Les opportunités pour les PME
La différenciation concurrentielle
Les PME qui anticipent les exigences ESG et mettent en place un reporting structuré se différencient positivement de leurs concurrentes. La capacité a fournir rapidement et de manière fiable les données ESG demandées constitue un avantage concurrentiel dans les processus de sélection des fournisseurs.
L’amélioration opérationnelle
La collecte de données ESG (consommation d’énergie, déchets, conditions de travail) permet à la PME d’identifier des axes d’amélioration opérationnelle. La réduction de la consommation d’énergie, par exemple, génère des économies et améliore le profil ESG simultanément.
L’accès aux financements
Les institutions financières intègrent de plus en plus les critères ESG dans leurs décisions de financement.
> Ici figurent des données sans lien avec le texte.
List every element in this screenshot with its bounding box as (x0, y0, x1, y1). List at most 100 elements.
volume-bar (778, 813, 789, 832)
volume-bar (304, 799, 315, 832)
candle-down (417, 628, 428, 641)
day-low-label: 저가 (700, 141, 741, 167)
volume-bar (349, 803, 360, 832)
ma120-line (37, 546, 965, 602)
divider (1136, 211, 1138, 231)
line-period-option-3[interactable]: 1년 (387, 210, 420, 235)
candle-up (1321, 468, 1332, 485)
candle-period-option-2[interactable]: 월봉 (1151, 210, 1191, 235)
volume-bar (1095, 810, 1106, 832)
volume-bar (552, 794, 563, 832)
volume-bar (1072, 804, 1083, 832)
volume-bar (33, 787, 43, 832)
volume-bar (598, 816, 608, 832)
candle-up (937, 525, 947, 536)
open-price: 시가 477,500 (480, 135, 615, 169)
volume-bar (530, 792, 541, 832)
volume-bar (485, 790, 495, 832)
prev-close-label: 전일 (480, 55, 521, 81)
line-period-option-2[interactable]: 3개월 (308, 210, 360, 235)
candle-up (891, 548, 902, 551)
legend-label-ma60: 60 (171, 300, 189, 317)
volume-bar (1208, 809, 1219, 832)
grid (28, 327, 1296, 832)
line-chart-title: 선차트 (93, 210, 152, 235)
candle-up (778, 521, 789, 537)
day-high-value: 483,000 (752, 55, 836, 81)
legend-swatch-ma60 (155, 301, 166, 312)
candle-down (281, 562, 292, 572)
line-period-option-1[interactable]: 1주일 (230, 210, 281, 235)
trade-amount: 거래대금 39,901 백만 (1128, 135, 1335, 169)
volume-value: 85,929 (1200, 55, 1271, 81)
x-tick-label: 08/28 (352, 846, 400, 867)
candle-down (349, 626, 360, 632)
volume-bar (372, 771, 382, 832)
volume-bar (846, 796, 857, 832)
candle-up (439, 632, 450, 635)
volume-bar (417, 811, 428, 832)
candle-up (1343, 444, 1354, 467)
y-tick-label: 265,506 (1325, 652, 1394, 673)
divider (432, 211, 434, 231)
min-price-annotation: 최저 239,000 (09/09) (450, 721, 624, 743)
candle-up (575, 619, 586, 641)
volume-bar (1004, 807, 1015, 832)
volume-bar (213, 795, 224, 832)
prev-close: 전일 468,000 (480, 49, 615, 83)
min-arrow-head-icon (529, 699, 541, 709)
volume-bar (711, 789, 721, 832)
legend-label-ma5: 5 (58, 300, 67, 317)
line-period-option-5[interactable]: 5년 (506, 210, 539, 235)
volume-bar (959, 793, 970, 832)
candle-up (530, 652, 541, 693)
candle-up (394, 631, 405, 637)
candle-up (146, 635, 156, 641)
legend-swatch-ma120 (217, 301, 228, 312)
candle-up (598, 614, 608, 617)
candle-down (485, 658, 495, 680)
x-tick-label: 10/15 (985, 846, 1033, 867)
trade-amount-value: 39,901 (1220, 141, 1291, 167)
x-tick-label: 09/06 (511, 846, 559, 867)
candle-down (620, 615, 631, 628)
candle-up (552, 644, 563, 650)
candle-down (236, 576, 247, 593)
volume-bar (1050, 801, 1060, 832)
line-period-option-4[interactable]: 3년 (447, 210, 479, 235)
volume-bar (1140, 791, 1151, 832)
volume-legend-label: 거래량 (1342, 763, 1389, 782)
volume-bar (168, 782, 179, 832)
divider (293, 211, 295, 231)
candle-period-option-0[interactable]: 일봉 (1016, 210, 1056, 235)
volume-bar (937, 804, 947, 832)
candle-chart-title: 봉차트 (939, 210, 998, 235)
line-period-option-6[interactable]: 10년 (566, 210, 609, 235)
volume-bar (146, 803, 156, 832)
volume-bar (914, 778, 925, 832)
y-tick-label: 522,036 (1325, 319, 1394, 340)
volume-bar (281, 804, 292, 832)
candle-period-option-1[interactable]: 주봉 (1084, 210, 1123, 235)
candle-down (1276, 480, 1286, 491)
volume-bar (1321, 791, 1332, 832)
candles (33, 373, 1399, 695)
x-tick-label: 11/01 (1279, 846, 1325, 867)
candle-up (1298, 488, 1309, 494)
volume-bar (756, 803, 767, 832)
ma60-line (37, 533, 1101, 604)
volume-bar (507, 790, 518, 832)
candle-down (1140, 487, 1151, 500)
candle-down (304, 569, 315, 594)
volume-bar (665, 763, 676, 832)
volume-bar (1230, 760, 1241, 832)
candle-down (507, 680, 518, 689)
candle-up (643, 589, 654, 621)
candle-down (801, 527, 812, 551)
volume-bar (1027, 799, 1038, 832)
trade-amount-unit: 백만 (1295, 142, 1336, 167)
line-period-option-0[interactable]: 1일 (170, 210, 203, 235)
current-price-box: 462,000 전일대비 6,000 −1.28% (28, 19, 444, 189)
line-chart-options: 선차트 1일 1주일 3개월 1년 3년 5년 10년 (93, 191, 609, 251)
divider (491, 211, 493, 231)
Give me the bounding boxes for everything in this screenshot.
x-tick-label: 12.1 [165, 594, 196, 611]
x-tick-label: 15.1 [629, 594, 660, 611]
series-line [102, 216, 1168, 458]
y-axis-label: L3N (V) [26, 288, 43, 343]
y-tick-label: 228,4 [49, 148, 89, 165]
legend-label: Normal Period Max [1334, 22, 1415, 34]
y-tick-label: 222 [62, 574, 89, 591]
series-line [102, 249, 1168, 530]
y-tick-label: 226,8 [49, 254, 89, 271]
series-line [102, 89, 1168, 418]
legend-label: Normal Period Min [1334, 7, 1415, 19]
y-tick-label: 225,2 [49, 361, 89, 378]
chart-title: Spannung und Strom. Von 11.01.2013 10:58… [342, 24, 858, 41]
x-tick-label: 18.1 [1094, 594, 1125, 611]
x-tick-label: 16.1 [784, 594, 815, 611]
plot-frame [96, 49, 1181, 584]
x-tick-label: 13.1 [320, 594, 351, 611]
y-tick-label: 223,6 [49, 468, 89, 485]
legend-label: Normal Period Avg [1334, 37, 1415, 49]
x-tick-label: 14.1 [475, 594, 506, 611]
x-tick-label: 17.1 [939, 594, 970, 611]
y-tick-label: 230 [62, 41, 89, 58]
Une PME disposant d’un reporting ESG structuré est mieux positionnée pour accéder aux financements verts et aux conditions préférentielles liées aux critères de durabilité. Les entreprises concernées par la CSRD incluent les banques et assureurs qui, eux-mêmes, doivent reporter sur les risques ESG de leur portefeuille.
FAQ
Une PME non cotée peut-elle être obligée de fournir des données ESG à ses clients ?
Non, au sens réglementaire strict. La CSRD n’impose pas aux PME non cotées de publier un rapport de durabilité. Cependant, en pratique, les clients grands groupes soumis à la CSRD peuvent exiger contractuellement la fourniture de données ESG comme condition de la relation commerciale. La directive prévoit néanmoins que les demandes adressées aux PME ne doivent pas excéder le contenu des normes ESRS VSME simplifiées. La PME peut légitimement refuser les demandes disproportionnées, mais doit mesurer les conséquences commerciales d’un refus.
Quels sont les coûts du reporting ESG pour une PME ?
Les coûts varient considérablement selon la taille de la PME, la complexité de son activité et le niveau de maturité de ses pratiques. Pour une PME de 50 à 200 salariés, les principaux postes de coût sont le temps consacré à la collecte et à la consolidation des données (de 2 à 10 jours-homme par an selon la complexité), l’éventuel recours à un outil de reporting ESG (de 2 000 à 10 000 euros par an), et le conseil externe le cas échéant (de 5 000 à 20 000 euros pour un accompagnement initial). Ces coûts doivent être mis en perspective avec les bénéfices (maintien des relations commerciales, amélioration opérationnelle, accès aux financements).
Les normes ESRS VSME sont-elles déjà disponibles ?
Les normes ESRS VSME (Voluntary SME Standard) font l’objet de travaux par l’EFRAG (European Financial Reporting Advisory Group). Un projet de norme a été publié pour consultation et la version finale est attendue courant 2026. En attendant, les PME peuvent s’appuyer sur les cadres existants (GRI, CDP, EcoVadis) et sur les guides sectoriels disponibles pour structurer leur reporting ESG. La norme ESRS VSME constituera, une fois adoptée, le référentiel de référence pour les PME volontaires et le plafond des demandes admissibles des grandes entreprises à leurs fournisseurs.